We were once one, so tightly knitted and knotted and entangled in each other like how an amateur wattpad writer makes a huge ass paragraph with all the dialogues and time skips all squiggled together as one that no sane person would understand us if they tried to read since we were who we were as we were unique and molded into each other. We couldn't recognize it was me or it was you, as our telepathy grew.

As time moved, slowly commas occurred between us

Slowly the need of punctuation arose and un spoken rules grew;

Do not stay up beyond 1 am; Do not talk to others

Do not talk about past; Do not talk of forevers

Do not change my words ; Do not be sarcastic

Do not use certain words or risk being annoyed-astic

. . .

Ellipses . . . between. . . us. . . grew. . . (despite me meticulously removing my habit of actual ellipses for you)

Slowly we were paragraphs across

Slowly we found ourselves on different pages

Slowly you were the first page and I was the last

Slowly you became another book and I remained in ours

Slowly I lost you, beloved, I lost my favourite book among ashes of memories

Slowly you disintegrated unwillingly as I shifted homes

But

I'll remember you with a rebellious heart , or else how could I rage , rage against the dark?

 I won't forget your cover nor your title to me I won't forget all sides of you, you spine, your back , your pages which I spilled my tea on, your pages which were my favourite aroma, your pages were you cared, you pages where you shared
I will not let that which was real to me become a mere hallucination nor memory
I'll live through it once again, re visit all over again , for this is the life which I'm glad to be swept by
I don't need the visible you—when I'm content with a piece of you, when I'm content with the essence of you. And that, is the very proof I love you. Perhaps you may never know but that's alright, I love you as I see you in the watermelon we are having, in my scan thoughts that I'm having, in my dreams of you, in my predictions of your reactions to my ludicrous-ness, in the songs I dedicated for you, in the pictures I started drawing with you, in my every hobby, in my lifestyle, everything, in everywhere.
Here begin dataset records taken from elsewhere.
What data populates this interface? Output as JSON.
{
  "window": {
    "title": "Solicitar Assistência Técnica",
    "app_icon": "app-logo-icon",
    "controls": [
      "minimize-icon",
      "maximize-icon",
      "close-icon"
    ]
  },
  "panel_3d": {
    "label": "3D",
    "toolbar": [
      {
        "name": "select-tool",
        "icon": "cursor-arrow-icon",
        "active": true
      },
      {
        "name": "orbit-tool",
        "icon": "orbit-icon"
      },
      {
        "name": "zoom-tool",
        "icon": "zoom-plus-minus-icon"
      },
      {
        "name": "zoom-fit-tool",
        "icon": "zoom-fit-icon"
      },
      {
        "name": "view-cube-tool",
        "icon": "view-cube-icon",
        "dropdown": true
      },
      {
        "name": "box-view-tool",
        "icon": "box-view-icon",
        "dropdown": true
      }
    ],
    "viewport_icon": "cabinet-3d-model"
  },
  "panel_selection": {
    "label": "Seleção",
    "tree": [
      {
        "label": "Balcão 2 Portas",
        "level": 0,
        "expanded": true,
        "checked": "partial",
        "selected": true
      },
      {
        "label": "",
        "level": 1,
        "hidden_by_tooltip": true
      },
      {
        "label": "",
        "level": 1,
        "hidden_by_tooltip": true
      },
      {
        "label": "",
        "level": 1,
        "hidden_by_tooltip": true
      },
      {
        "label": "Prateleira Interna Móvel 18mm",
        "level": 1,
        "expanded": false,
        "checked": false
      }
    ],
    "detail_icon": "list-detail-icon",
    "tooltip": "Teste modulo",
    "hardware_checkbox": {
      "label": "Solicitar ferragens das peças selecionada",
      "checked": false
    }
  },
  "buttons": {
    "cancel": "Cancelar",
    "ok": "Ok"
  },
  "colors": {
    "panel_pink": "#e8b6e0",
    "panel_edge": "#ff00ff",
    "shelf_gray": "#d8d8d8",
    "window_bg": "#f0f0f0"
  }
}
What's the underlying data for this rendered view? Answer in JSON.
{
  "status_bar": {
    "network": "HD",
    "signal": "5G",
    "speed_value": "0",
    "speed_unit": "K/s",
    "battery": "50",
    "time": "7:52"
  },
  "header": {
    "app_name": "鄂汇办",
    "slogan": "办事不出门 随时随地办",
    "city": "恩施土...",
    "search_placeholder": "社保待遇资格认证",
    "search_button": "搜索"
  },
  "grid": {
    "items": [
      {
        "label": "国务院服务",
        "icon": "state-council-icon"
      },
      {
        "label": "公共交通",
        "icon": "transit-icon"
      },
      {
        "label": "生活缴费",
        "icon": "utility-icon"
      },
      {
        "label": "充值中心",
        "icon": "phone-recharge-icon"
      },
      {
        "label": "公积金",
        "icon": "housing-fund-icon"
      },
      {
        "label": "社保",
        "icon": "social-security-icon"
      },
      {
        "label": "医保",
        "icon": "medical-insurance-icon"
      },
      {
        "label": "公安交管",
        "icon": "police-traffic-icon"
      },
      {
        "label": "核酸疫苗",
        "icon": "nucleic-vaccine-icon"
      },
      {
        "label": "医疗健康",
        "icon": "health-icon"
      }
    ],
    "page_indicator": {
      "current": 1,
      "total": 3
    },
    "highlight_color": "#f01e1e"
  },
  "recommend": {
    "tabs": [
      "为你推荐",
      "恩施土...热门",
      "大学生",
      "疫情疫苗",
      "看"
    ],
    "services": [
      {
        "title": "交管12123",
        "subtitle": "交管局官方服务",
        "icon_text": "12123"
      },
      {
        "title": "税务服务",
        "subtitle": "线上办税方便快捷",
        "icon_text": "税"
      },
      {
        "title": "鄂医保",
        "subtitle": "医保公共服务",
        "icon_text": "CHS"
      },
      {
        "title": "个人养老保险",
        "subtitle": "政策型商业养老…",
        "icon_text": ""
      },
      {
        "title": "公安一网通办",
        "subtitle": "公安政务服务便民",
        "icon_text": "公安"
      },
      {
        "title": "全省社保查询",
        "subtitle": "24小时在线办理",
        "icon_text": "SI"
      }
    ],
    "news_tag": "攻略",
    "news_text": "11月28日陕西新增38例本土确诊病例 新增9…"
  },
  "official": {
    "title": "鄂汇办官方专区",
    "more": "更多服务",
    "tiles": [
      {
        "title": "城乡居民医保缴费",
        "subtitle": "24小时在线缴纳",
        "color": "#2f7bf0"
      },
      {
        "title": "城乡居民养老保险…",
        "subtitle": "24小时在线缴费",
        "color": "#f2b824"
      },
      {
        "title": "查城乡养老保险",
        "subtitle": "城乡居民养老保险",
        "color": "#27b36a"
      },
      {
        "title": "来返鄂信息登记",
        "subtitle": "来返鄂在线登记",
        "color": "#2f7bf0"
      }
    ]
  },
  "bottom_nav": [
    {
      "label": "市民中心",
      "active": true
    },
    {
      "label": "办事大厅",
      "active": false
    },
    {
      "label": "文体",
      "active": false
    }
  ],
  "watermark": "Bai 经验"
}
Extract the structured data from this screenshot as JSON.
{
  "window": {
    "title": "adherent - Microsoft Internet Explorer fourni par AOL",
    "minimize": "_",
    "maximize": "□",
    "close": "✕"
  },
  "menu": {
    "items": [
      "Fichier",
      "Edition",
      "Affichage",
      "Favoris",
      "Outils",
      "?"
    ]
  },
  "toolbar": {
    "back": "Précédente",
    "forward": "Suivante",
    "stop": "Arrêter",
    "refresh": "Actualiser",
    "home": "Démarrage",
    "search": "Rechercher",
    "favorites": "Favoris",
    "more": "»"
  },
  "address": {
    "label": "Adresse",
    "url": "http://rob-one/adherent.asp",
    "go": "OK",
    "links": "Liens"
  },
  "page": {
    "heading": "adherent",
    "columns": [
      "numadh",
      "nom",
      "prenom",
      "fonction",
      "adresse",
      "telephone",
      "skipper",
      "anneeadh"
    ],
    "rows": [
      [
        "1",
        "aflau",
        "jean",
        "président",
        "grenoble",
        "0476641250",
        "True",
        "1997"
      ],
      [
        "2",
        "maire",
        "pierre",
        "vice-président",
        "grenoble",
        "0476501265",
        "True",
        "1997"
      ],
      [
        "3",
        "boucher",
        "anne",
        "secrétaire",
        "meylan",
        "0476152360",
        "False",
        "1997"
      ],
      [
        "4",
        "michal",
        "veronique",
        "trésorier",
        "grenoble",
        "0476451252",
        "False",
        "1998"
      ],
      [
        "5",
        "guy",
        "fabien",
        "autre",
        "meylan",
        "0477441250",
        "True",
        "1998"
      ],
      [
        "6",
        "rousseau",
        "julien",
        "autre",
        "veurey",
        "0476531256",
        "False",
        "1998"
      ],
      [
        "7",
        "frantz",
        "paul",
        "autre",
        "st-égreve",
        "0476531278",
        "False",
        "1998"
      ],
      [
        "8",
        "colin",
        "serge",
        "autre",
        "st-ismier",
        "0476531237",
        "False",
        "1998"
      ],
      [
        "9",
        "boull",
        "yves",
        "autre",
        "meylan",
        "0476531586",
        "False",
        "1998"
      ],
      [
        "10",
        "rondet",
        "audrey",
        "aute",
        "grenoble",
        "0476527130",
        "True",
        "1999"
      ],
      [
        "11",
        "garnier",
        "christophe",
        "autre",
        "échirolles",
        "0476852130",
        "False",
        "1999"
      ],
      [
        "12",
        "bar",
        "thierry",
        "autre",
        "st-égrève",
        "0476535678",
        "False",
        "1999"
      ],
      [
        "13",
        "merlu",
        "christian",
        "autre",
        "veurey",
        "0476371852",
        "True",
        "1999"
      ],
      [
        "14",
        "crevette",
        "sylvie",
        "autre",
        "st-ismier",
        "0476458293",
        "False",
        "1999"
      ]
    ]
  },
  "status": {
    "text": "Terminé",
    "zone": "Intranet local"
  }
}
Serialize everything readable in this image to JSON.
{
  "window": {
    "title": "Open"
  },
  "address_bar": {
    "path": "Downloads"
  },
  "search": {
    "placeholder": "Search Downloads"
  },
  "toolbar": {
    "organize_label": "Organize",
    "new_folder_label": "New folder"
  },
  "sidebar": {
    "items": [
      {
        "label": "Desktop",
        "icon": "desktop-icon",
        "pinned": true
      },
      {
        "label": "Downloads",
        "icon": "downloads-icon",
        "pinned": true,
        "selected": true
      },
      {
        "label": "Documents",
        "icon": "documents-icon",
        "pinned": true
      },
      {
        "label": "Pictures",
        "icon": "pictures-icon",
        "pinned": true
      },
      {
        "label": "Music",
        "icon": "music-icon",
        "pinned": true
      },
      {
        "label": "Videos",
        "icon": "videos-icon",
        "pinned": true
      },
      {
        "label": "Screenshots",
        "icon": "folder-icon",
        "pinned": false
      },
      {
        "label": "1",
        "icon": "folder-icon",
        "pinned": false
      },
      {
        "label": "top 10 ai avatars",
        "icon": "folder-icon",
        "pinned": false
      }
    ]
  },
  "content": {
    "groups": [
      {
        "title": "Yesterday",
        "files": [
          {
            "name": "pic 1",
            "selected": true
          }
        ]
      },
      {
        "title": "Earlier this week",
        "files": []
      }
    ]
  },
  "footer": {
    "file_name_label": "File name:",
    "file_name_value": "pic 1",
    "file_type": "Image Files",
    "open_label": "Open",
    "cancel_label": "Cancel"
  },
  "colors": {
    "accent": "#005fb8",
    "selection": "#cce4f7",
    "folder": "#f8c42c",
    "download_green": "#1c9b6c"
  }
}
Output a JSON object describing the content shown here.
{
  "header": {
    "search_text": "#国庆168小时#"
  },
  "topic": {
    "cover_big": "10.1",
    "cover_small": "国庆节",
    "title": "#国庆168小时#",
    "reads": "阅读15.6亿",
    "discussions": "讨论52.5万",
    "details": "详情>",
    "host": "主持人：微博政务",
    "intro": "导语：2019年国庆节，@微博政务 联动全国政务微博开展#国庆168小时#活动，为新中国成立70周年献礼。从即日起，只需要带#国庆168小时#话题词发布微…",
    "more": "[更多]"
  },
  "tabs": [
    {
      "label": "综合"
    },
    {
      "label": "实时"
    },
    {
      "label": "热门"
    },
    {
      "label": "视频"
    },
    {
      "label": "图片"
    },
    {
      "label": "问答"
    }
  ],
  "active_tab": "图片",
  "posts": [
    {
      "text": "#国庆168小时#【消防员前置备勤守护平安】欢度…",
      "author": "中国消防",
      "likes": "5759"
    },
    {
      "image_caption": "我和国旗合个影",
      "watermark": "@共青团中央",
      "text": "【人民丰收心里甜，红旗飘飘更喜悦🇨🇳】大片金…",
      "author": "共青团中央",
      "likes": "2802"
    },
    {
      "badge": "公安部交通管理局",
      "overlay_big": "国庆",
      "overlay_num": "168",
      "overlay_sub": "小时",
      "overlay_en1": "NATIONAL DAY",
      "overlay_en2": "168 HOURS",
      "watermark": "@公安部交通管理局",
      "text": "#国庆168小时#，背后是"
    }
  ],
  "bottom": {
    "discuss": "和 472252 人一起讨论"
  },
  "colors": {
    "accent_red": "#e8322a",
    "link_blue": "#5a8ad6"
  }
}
You might have changed but that isn't you that I met.


I'm actually living forever with the you who renewed me, reinvigorated me, pushed and pulled me to grow, grow, grow as I pen down this with the little strings of yours wrapped over and over and over many times over my heart that I can't let you go unless I lacerate my heart with a surgery. Oh dear me, no!

The surgery where you go to, does it remind you to lacerate me off too?